Looking Back at The Bridge
The Bridge, a Christian fiction novel, is an entertaining glimpse of 1960’s rural America. Baby-boomers will experience a journey down memory lane while reading the story of adolescent struggles and romance.
My goal in The Bridge is to take the reader through the full emotional spectrum. A bonus for me is when a reader tells me the characters brought back fond memories of people who were influential during their lives. The story is meant to be a bridge to the reader’s own memories.
Once I mustered the nerve to go public with the news that I’d written a book, I was surprised at the variety of responses. I expected a ho-hum from most and a sympathetic interest by others. What I got was a passionate response from nearly everyone I knew. But the reason for each person’s passion was the most interesting.

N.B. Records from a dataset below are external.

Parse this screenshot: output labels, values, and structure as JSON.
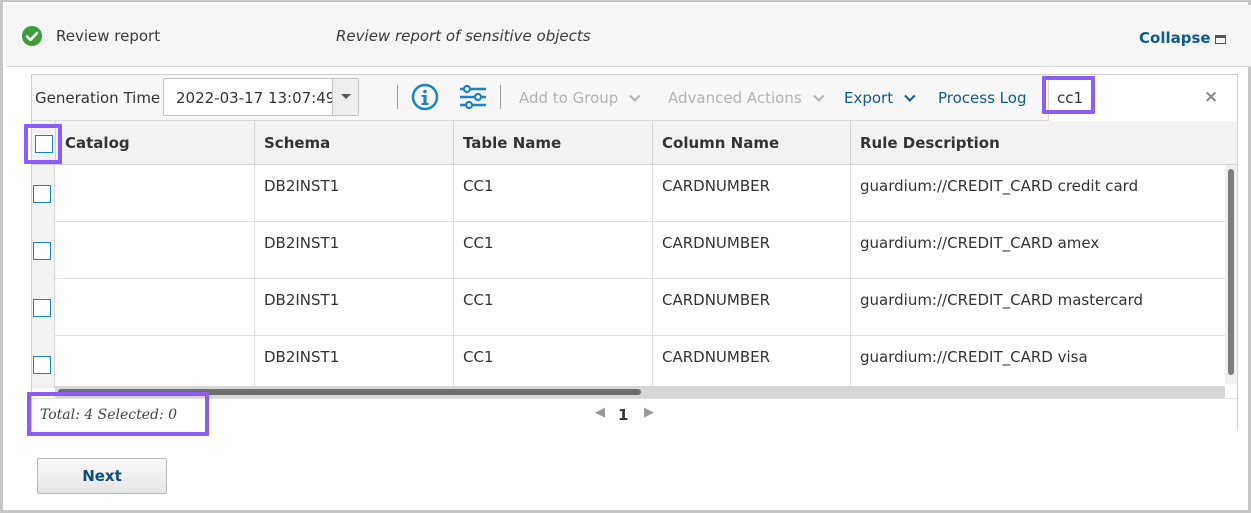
{
  "header": {
    "status_icon": "check-circle-icon",
    "title": "Review report",
    "description": "Review report of sensitive objects",
    "collapse_label": "Collapse",
    "collapse_icon": "minimize-icon"
  },
  "toolbar": {
    "generation_label": "Generation Time",
    "generation_value": "2022-03-17 13:07:49",
    "info_icon": "info-icon",
    "settings_icon": "sliders-icon",
    "add_to_group": "Add to Group",
    "advanced_actions": "Advanced Actions",
    "export": "Export",
    "process_log": "Process Log",
    "search_value": "cc1",
    "clear_icon": "×"
  },
  "table": {
    "columns": [
      "Catalog",
      "Schema",
      "Table Name",
      "Column Name",
      "Rule Description"
    ],
    "rows": [
      {
        "catalog": "",
        "schema": "DB2INST1",
        "table": "CC1",
        "column": "CARDNUMBER",
        "rule": "guardium://CREDIT_CARD credit card"
      },
      {
        "catalog": "",
        "schema": "DB2INST1",
        "table": "CC1",
        "column": "CARDNUMBER",
        "rule": "guardium://CREDIT_CARD amex"
      },
      {
        "catalog": "",
        "schema": "DB2INST1",
        "table": "CC1",
        "column": "CARDNUMBER",
        "rule": "guardium://CREDIT_CARD mastercard"
      },
      {
        "catalog": "",
        "schema": "DB2INST1",
        "table": "CC1",
        "column": "CARDNUMBER",
        "rule": "guardium://CREDIT_CARD visa"
      }
    ]
  },
  "footer": {
    "totals": "Total: 4 Selected: 0",
    "page": "1"
  },
  "actions": {
    "next_label": "Next"
  },
  "colors": {
    "link": "#0f5b8c",
    "highlight": "#8b5cf6",
    "checkbox": "#1a83c6",
    "success": "#3a9d3a"
  }
}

First there were my childhood friends who picked up a copy as a defensive maneuver. They wanted to see what had been said about them. Most were relieved when they read the story and realized the characters are composites. A few were disappointed they hadn’t received a starring role; some thanked me for leaving “such and such or so and so” out.
Once the book began receiving excellent reviews from newspapers and a few high profile individuals, all of my former English (Language Arts) teachers came along side. One introduced me at a book signing as one of her best students, which was a bald-face lie, but I smiled and thanked her. Book signings are a blast. During one signing, a lady I’d known growing up told me she’d recently had a stroke and had lost her voice until she’d read the book and began laughing.
The three most frequently asked questions are; Why did you write a book? How do you write a book? How do you get published and sell books? The answer to each is a presentation in itself, but I’ll address each as briefly as possible.
After being prodded by my wife (who came of age in the city) that my experience of growing up in rural Missouri was unique and needed to be shared, I finally decided to put the story in novel form. It’s in novel form to protect the guilty, the innocent need no protection. And my memory isn’t nearly as interesting as my imagination. And yes, there was the promise to my mother to try and amount to something.
Writing a book is hard work. Even a poorly written book is hard work. It’s like building a house, some are better than others, but all required planning and hard work. A book is no different. My advice is to read at least three books on how to write a book before getting started. Sorry, there’s no short cut.
If after getting started and writing isn’t fun, then choose another hobby. Writing a novel must be fun.
No publishers like an author who hasn’t been published. I have a box full of rejection letters to prove my point. So, unless you’re famous, the quickest path to the bookstore is to self-publish. And the best to way to get the books moving is to dedicate the proceeds to a charity. All proceeds for my book sales go to charity. Since the proceeds are going to charity it makes asking people to buy the book much easier. Even if they don’t like the book, they’ll know the money is going for a good cause.
And who knows, they might like the book and tell others. That’s how it worked for me.